Но прежде чем уснуть, Полина Барнетт спросила у лейтенанта, не

может ли он определить пространство, пройденное ими от форта до места

их ночлега?

– Я предполагаю, что мы прошли не больше десяти миль,—отвечал

Джаспер.

– Десять из шестисот!—воскликнула путешественница.—В таком

случае нам придется употребить целых три месяца, чтобы пройти все это

пространство до Американского материка.

– Да, три месяца, может быть, даже несколько больше. Но ведь

скорее мы двигаться не можем. Мы путешествуем теперь уже не так, как путешествовали когда-то по ледяному гладкому полю, которое отделяло

форт Соединения от мыса Батурст—теперь мы должны следовать

по бугристому, исковерканному пространству, которое затрудняет и замедляет

каждый наш шаг. Мы встретим громаднейшие затруднения на

нашем дальнейшем пути! И вопрос еще, удастся ли нам их преодолеть?

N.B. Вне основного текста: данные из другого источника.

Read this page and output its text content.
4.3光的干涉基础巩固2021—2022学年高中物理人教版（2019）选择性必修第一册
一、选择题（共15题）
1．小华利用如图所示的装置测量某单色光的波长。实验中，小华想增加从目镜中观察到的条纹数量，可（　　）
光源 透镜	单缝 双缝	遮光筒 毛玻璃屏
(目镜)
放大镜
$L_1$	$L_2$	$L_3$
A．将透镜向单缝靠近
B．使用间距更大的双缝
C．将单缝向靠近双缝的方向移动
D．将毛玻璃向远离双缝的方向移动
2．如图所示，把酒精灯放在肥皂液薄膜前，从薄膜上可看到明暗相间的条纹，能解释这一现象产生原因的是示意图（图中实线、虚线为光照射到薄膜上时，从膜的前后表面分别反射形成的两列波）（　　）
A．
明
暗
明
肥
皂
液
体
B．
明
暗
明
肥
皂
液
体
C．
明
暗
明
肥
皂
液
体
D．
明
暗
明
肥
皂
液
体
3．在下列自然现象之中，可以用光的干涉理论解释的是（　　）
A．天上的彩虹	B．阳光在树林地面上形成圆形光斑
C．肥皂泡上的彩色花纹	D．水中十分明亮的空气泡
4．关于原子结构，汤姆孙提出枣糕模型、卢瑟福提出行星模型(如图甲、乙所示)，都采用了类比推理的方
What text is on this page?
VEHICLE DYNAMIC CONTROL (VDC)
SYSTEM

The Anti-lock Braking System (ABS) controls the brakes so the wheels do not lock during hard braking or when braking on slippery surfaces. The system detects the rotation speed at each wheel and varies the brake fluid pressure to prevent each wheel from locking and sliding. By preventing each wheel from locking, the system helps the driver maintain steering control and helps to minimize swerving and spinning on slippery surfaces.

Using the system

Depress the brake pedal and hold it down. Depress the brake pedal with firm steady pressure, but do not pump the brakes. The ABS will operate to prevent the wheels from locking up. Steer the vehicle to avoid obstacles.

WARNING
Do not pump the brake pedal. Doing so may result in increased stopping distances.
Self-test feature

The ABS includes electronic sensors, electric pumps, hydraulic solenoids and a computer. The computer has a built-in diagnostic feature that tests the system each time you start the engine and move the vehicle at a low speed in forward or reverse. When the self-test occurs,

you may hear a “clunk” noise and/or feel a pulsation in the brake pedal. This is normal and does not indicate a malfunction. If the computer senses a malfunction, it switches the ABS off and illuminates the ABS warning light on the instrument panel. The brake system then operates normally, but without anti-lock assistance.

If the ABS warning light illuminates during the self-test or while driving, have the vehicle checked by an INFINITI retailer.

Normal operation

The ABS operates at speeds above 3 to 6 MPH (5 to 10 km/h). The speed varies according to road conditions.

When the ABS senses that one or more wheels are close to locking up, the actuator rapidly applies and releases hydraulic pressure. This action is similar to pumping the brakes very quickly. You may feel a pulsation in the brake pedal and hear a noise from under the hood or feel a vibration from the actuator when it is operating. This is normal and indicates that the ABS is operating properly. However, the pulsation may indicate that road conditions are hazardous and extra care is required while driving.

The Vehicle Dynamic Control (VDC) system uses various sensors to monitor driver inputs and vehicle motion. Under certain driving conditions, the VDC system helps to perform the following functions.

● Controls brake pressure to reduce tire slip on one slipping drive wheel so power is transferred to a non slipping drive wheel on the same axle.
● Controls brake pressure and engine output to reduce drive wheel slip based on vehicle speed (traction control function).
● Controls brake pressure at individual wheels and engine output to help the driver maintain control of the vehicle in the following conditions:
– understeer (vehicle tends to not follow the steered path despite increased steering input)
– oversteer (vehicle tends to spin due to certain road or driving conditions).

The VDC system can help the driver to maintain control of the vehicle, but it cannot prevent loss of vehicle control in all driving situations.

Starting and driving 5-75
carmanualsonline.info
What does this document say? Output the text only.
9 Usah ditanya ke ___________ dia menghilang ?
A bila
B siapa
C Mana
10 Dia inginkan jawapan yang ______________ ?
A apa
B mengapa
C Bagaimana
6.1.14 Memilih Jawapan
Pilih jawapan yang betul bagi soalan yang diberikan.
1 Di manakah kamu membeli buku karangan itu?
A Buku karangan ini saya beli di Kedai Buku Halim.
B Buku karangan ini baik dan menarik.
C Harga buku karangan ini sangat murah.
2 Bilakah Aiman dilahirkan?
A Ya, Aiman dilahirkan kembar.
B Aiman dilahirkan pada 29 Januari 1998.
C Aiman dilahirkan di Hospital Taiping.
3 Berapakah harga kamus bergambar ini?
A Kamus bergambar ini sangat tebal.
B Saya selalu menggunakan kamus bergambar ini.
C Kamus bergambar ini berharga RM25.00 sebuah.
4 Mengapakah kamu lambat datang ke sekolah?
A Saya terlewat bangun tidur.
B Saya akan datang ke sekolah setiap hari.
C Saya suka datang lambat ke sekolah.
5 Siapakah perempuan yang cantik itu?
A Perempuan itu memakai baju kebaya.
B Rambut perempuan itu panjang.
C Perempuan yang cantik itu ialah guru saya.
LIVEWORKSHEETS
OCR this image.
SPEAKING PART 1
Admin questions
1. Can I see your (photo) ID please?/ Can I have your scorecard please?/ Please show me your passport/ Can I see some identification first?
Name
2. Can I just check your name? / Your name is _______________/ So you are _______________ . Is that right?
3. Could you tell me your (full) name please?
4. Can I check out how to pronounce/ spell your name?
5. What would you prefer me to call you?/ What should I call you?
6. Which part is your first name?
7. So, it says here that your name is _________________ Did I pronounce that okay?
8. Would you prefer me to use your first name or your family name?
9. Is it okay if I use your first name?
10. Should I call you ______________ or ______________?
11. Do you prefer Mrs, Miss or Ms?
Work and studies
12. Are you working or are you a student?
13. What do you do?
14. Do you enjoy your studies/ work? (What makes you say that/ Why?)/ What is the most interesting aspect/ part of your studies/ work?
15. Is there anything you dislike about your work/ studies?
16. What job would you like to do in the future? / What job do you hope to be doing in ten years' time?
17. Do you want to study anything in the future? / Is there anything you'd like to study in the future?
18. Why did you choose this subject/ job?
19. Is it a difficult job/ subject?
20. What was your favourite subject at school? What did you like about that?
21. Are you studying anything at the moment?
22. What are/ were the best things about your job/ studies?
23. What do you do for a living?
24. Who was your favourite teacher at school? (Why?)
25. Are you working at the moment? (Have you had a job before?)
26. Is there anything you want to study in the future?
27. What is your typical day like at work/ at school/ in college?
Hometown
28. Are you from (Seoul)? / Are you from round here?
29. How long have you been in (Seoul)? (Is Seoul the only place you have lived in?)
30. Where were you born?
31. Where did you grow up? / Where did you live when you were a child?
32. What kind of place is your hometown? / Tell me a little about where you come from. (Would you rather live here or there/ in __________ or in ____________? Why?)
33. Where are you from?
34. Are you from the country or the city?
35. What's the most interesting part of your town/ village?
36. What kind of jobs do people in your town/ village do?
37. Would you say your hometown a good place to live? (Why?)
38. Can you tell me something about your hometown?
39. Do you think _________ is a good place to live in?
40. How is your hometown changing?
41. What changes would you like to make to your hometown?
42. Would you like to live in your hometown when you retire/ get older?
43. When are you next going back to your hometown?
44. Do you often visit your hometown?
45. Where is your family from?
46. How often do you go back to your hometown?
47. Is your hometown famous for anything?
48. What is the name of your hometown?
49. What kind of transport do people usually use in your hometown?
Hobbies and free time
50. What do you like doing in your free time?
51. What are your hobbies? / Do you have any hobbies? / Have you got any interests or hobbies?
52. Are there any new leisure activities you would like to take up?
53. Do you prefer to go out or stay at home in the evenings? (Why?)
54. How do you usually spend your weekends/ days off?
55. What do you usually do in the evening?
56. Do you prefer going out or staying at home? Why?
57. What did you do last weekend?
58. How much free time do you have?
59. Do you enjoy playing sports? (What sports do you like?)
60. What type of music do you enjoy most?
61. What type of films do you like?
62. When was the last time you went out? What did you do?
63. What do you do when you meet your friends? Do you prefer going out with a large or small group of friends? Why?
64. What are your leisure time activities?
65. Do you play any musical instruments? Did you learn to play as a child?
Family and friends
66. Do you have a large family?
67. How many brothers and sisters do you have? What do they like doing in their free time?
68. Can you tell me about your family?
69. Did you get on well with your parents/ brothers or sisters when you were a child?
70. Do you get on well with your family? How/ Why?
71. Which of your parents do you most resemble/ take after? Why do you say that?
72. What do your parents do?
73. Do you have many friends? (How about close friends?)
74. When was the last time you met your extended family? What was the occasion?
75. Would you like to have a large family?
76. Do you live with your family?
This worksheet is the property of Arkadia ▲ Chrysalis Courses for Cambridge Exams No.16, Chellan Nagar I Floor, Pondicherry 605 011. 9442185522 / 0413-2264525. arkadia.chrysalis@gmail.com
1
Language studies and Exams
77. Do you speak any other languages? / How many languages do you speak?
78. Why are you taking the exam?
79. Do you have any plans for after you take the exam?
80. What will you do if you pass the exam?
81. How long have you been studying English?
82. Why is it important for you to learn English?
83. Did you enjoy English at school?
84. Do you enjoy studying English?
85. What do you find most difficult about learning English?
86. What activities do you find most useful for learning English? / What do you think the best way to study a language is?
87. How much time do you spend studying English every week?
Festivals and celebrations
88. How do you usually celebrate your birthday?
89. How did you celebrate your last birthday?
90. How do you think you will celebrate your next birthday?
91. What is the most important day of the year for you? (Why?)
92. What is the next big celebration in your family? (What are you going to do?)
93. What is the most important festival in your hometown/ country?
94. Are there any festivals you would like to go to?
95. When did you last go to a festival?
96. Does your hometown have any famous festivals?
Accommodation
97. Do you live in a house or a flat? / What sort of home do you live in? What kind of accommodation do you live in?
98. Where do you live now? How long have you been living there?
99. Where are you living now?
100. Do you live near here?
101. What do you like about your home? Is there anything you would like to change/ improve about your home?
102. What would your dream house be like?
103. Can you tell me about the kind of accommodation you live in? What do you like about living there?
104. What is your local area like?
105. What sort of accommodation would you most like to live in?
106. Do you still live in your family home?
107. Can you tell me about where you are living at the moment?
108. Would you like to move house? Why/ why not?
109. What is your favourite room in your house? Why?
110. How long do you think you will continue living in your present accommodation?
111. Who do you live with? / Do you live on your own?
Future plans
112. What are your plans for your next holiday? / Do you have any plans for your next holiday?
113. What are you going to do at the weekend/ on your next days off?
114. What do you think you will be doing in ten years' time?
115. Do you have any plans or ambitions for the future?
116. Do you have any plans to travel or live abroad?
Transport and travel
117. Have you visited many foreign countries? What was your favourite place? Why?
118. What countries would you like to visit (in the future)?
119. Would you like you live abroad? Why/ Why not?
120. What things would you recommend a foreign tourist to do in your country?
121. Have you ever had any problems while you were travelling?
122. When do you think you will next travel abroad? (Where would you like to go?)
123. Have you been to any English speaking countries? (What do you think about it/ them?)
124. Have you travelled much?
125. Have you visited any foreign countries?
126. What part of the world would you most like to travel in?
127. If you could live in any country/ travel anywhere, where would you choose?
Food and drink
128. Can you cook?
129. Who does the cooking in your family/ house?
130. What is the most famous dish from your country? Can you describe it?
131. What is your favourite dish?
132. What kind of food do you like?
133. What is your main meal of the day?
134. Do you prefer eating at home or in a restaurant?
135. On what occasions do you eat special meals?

Во всяком случае, наша цель заключается не в скорости нашего похода, а в том, чтобы прибыть всем в добром здоровье. Я чувствовал бы себя

очень счастливым, если бы на перекличке в форте Соединения все наши

товарищи оказались налицо.

Ночь прошла без всяких происшествий, но Гобсону во время долгой

бессонницы все казалось, что во льду, в котором он выдолбил себе

логовище, было слышно какое-то содрогание, которое, вероятно, происходило

от еще недостаточной спайки льда. Ему казалось, что бесконечное

ледяное поле не всюду еще замерзло и что, вероятно, большие полыньи

еще много раз будут преграждать их дорогу, отдаляя момент достижения

твердой земли. К тому же, накануне отъезда, лейтенант Гобсон очень хорошо

заметил, что ни пушные звери, ни хищные животные острова Виктории

не покинули еще окрестностей фактории, а если эти животные еще

не начали бегства в края более умеренного климата, то лишь потому, что

их инстинкт им подсказывал, что море замерзло еще не вполне, и они

встретят на пути полыньи. Однако делая эту попытку перебросить колонию

на твердую землю, Гобсон действовал благоразумно, если бы

даже попытка эта не удалась, и колонии пришлось возвратиться назад

по своим же следам. Он исполнял в этом случае лишь свой долг начальника.

На другой день, 23-го ноября, отряд снова сделал не больше десяти

миль пути, так как трудности пути были огромны. Ледяные глыбы, как

бы в каких-то конвульсиях или бешеной пляске, взгромоздясь одна на

другую и перепутавшись между собою, представляли совершенно невозможный

для прохода путь.

Понятно, караван не мог пройти через все эти препятствия. Громадные

ледяные горы были самых разнообразных форм; развалившиеся и

нагроможденные друг на друга, они имели вид целого разрушенного города.

Многие из них были до ста тридцати метров вышины над уровнем

моря, и на их вершинах еле держались громадные отдельные глыбы, угрожавшие каждую минуту падением от малейшего сотрясения воздуха.

Поэтому, обходя эти горы, надо было соблюдать крайнюю осторожность.

Приказано было даже не повышать голоса и не хлопать бичом.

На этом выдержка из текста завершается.